O carnavalesco esclarece que procura sempre já trabalhar a concepção visual de seus carnavais logo no início da produção do enredo, no desenvolvimento da sinopse, por exemplo. “Eu não sei como é o processo de criação dos meus colegas, ou dos enredistas, enfim, os processos são diferentes. Como eu estou acostumado a fazer os meus enredos, a fazer a minha pesquisa, eu não sei desassociar esse processo. Então, quando eu, por exemplo, lanço uma sinopse, eu já tenho o roteiro do desfile todo pronto, eu já sei as alas, o que elas querem dizer, o carro, o que vai ser, eu posso não ter os desenhos, mas eu já sei o que eles serão. Então, quando uma sinopse minha chega para o público, o público já sabe dos pontos que eu vou falar. Então, o compositor é a mesma coisa. Já tenho o desfile montado na minha cabeça e já sei como ele se comunica visualmente”, informa.

Nesse processo de produção visual em paralelo com produção inicial e escrita do tema, o carnavalesco explica que isso facilita até para que o artista possa dar o entendimento do desfile relacionando cada momento, cada sentimento que o setor quer passar para o público através da própria paleta de cores.

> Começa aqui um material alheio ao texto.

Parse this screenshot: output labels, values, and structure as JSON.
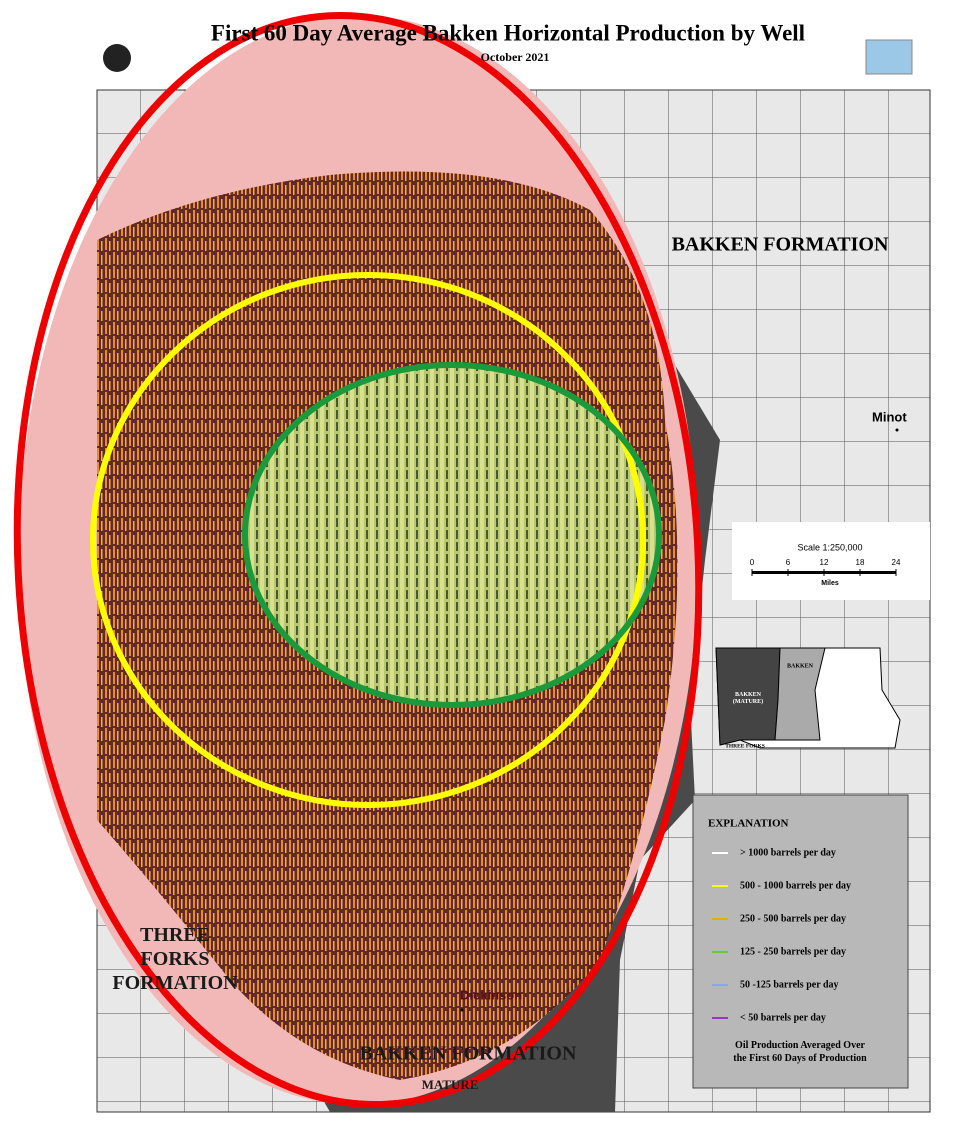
{
  "header": {
    "title": "First 60 Day Average Bakken Horizontal Production by Well",
    "subtitle": "October 2021"
  },
  "map_labels": {
    "bakken_top": "BAKKEN FORMATION",
    "minot": "Minot",
    "dickinson": "Dickinson",
    "three_forks": [
      "THREE",
      "FORKS",
      "FORMATION"
    ],
    "bakken_bottom": "BAKKEN FORMATION",
    "mature": "MATURE"
  },
  "scale": {
    "title": "Scale  1:250,000",
    "ticks": [
      0,
      6,
      12,
      18,
      24
    ],
    "unit": "Miles"
  },
  "inset": {
    "mature": [
      "BAKKEN",
      "(MATURE)"
    ],
    "bakken": "BAKKEN",
    "three_forks": "THREE FORKS"
  },
  "legend": {
    "title": "EXPLANATION",
    "items": [
      {
        "label": "> 1000 barrels per day",
        "color": "#ffffff"
      },
      {
        "label": "500 - 1000 barrels per day",
        "color": "#ffff00"
      },
      {
        "label": "250 - 500 barrels per day",
        "color": "#ffa500"
      },
      {
        "label": "125 - 250 barrels per day",
        "color": "#66cc33"
      },
      {
        "label": "50 -125 barrels per day",
        "color": "#88aadd"
      },
      {
        "label": "< 50 barrels per day",
        "color": "#9933cc"
      }
    ],
    "footer": [
      "Oil Production Averaged Over",
      "the First 60 Days of Production"
    ]
  }
}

“Eu penso quais os setores que vão ter cores mais fortes, qual o setor que vai ser mais suave, que dá uma ideia maior de conforto ou de linearidade, não tem conflito, o outro setor é mais conflitante, e eu já sei que ali vai ter umas cores mais fortes e mais chocantes entre elas. Até para passar essa ideia para o público. Mesmo com a fantasia longe, a pessoa já vai ver que tem uma guerra, ou que tem um confronto, uma coisa, ou outra ‘vibe’”, revela.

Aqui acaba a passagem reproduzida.